Mahmoud Ahmadinejad has received a warm welcome in Baghdad on the first ever visit to Iraq by an Iranian president.
The visit marks the culmination of a process of normalisation between the two countries after the long war they fought in the 1980s.
Correspondents say the two-day visit is also a strong show of support for the Shia-dominated government in Baghdad.
After talks with the Iraqi president, Mr Ahmadinejad said the visit opened a "new page" in Iran-Iraq relations.
"We have the same understanding of things and the two parties are determined to strengthen their political, economic and cultural co-operation," the Iranian president said in a joint news conference with his Iraqi counterpart, Jalal Talabani.
"A united, powerful and developed Iraq is in the interests of all countries of the region."
Later, Iraqi Prime Minister Nouri Maliki said his talks with Mr Ahmadinejad had been "friendly, positive and full of trust".
Mr Ahmadinejad's visit has come without the assistance of the United States.
US forces are not involved in security for the visit and did not provide helicopters to transport Mr Ahmadinejad into central Baghdad.
Instead he had to travel by car along the usually dangerous road from the airport to Iraqi President Jalal Talabani's residence near the US-controlled Green Zone.
There, he was warmly greeted by Mr Talabani as he walked down a red carpet past an honour guard.
The US has accused Iran of supporting Shia militants in Iraq, a charge Tehran denies.
Before leaving for Iraq, Mr Ahmadinejad laughed off the American accusations.
"Is it not funny that those with 160,000 forces in Iraq accuse us of interference?" he asked.

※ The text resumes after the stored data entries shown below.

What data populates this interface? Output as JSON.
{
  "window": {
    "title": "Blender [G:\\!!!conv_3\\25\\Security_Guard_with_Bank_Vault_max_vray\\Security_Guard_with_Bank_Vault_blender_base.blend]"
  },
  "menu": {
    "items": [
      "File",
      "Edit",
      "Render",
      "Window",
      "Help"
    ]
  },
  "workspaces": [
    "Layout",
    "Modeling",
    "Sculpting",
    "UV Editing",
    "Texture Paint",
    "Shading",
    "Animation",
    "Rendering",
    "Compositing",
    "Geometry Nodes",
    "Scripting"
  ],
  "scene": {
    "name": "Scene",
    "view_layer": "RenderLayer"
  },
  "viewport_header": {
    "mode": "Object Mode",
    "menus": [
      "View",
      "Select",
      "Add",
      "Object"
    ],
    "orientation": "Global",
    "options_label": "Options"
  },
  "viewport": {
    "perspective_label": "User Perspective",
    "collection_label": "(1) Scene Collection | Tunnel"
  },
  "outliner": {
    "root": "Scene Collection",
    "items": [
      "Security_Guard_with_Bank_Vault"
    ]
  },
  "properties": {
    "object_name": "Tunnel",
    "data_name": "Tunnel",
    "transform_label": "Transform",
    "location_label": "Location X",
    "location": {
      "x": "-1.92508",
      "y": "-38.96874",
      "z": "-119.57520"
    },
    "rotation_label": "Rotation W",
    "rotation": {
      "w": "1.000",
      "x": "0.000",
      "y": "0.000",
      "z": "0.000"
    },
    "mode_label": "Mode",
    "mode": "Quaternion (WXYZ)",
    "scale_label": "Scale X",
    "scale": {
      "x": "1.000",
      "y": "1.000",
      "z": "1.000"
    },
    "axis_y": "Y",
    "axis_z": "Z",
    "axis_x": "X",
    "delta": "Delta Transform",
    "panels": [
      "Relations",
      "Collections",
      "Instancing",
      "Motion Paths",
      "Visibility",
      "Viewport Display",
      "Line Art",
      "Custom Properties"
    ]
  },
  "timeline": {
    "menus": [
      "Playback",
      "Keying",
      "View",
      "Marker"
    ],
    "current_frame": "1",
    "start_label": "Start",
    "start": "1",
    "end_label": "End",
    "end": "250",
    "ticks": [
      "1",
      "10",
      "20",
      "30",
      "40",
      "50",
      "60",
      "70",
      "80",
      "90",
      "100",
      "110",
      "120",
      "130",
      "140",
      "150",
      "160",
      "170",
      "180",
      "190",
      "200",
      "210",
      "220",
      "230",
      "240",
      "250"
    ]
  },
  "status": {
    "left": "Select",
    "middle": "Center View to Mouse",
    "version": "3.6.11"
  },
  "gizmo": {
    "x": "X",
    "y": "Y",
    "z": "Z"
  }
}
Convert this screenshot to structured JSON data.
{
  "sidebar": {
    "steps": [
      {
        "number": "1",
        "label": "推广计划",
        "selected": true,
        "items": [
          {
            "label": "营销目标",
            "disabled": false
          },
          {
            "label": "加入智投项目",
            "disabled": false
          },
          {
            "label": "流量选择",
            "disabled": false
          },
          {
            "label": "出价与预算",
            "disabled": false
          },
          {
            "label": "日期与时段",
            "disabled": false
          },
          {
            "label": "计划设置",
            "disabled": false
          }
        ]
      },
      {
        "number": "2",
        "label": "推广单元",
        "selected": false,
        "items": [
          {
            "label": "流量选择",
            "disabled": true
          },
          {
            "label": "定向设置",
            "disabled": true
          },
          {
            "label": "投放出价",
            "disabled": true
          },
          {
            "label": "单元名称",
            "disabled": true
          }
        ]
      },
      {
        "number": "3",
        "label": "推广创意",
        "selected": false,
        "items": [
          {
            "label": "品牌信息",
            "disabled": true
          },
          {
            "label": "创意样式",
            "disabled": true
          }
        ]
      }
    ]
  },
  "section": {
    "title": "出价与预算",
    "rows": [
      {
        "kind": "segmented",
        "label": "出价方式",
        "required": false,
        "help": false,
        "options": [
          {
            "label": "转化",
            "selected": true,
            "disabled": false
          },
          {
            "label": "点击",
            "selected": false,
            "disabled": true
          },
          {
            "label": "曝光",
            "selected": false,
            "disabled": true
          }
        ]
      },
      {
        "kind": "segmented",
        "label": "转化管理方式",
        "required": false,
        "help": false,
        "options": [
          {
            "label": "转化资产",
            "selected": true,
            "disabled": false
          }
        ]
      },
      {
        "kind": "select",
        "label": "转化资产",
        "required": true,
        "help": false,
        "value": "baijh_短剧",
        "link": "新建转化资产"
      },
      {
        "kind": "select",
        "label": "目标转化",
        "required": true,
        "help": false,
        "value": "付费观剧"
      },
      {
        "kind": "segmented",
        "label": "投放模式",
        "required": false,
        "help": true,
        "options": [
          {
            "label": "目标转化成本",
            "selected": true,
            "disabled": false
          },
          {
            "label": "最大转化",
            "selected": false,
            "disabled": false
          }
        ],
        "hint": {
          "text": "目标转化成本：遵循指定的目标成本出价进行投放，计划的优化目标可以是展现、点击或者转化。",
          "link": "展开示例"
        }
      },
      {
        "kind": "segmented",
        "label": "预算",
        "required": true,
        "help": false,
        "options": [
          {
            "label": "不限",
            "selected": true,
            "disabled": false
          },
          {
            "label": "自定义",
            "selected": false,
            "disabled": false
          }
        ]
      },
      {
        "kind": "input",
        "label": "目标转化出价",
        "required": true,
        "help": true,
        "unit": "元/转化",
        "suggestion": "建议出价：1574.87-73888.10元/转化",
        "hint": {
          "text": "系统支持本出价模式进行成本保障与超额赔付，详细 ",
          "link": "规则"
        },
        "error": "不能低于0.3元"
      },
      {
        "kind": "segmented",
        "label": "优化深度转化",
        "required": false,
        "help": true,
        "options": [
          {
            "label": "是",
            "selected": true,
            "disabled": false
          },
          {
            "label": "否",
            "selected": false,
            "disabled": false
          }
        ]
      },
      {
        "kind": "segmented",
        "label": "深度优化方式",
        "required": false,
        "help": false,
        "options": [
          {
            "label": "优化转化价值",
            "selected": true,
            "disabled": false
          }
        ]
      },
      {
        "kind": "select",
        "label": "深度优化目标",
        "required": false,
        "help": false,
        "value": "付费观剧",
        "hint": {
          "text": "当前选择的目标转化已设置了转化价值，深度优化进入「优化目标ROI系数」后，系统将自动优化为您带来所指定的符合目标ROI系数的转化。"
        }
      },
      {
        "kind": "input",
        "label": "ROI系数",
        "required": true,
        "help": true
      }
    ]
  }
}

Later, speaking next to Mr Maliki, Mr Ahmadinejad said the US should not blame others for Iraq's problems, and should accept that: "the Iraqi people do not like America."
The US and Iran are also at odds over Iran's nuclear programme. Iran says its programme is for peaceful power generation only but the US and other Western countries fear Tehran is trying to build nuclear weapons.
The UN Security Council is currently considering new sanctions against Iran over the nuclear issue and a vote could take place as soon as Monday.
All this puts the Iraqi government nervously in the middle, allied to both the United States and Iran, says the BBC's John Leyne in Tehran.
Despite the reconciliation between Baghdad and Tehran, many analysts believe that in the long term, the two countries are destined to be rivals for regional power.
During the long war between them in the 1980s, many of the prominent Shia now in positions of power in Iraq fled to Iran as Saddam Hussein cracked down on internal dissent.
The US-led overthrow of Saddam's regime allowed them to return from exile.
Trade is now growing between the two countries and tourism, in the form of Iranian pilgrims visiting major Shia shrines in Iraq, is booming.
Further complicating the relationship between the US, Iraq and Iran is the potential of Iran to be a US ally - against al-Qaeda and the Taleban in Afghanistan, says the BBC's Hugh Sykes in Baghdad.
Shia Iran has little in common with the fundamentalist Wahhabists of the Taleban and al-Qaeda, he says.